Wait, where the hell was I before I went off on my sexually charged innuendo? Right. The state of wellness around my abode. My wife never came down with the Ick; I think this is mainly because I stayed on my right side at night so that I didn't blow germ-saturated breath in her face all night long while we slept. Also, I think a large part of it is because I sent her away on Friday night last week to go drink with her friends so that she could escape the den of pestilence, free herself of the clingy children, and perhaps drown a few bacteria in whiskey. Or maybe she's not the kind of pansy who gives in to the sicknesses like the rest of us. I kind of liked option a or b better, myself.

As for me, I still have some muke issues, but I'm here to tell you something, folks. Remember how I referenced Diet Dr. Pepper as the Panacea of the Masses? I was wrong. That might be the Elixir of Life, but as far as Panaceas go, Robitussin is the way to go. Or, at least, the cheaper Target knock-off is the way to go. This stuff was like the sweat off Zeus' balls. I'd take a shot and instantly began to feel better. I could breathe without wheezing, I could blow my nose without threat of aneurysm, the sun shone brighter, sugar tasted sweeter and I farted rainbows. Actual, honest-to-God, pot of gold at the end rainbows. Fucking. Aye.
I'm still downing it every four hours. I'm not addicted. No. I'm not. It's just that the Precious needs me to drinks it every four hourses. Tricksy little hobbitses aren't going to steals it from us. Whoa. Sorry, there. I think the only problem with the Target knock-off of Robitussin is that it makes you go a little batshit crazy in the head. I mean, for a while on Saturday evening, it looked like Notre Dame had a functioning offense and defense, and we all know that's a fucking pipe dream.

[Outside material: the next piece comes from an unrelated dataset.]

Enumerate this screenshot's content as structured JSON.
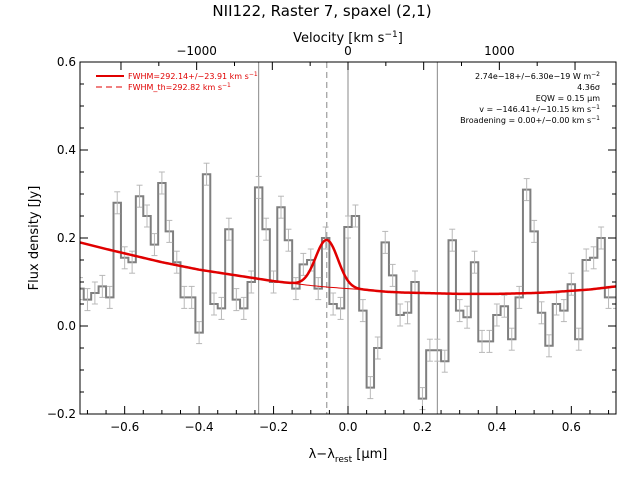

Also, I highly recommend the cranberry-flavored ginger ale, not because it's a magical cure-all tonic, it just tastes really fucking good.
So now, hopefully, we're through the worst part of the illnesses. At least now three of us aren't lying around wondering if this is the end and telling Elizabeth that we're coming home. The Durham County Health Inspector came by and took down the Quarantine sign, so I take that as a step in the right direction. Although, it is still quite comical when all three of us cough at almost the exact same time. My home is beginning to smell like Lysol, bleach and pyrethrin (don't ask) and much less like a charnel house, which is a definite good thing. Unfortunately, my wife's pity has run out and now I am expected to become a functioning adult in the household with responsibilities, duties and chores. Damn.

And no, pervert, I still haven't had a chance to celebrate my anniversary. We might find a spare, disease-free moment sometime around February in between all the cleaning.

5 comments:

Jidai said...

Another post detailing what my life if going to be like in a few years...

Also, the word verification for this comment was "disesse." Close enough.

LYDIA said...

Yeah I hate when your spouse's pity runs out and you have to cook and clean again. Laying around on the couch watching tv is much more fun.

Gwen said...

My money says the whiskey kept your wife well. Slainte!

Rider said...

Let the record show: I would pay cash money for an energy drink called "The Sweat Off Zeus' Balls."

Lisa-tastrophies said...

Mjenks: I'm glad you are getting better. And yes, Target Brand Robitussin is THE SHIT!!!! Some times I take it just because....


And THANK YOU THANK YOU THANK YOU for the picture of Mike-oh-my-god-where-are-you-when-I-need-you Rowe. I can think of a few dirty jobs for him....oh sorry, I got a little distracted. :-0

Good to see the four horsemen will be left to ride again some other day.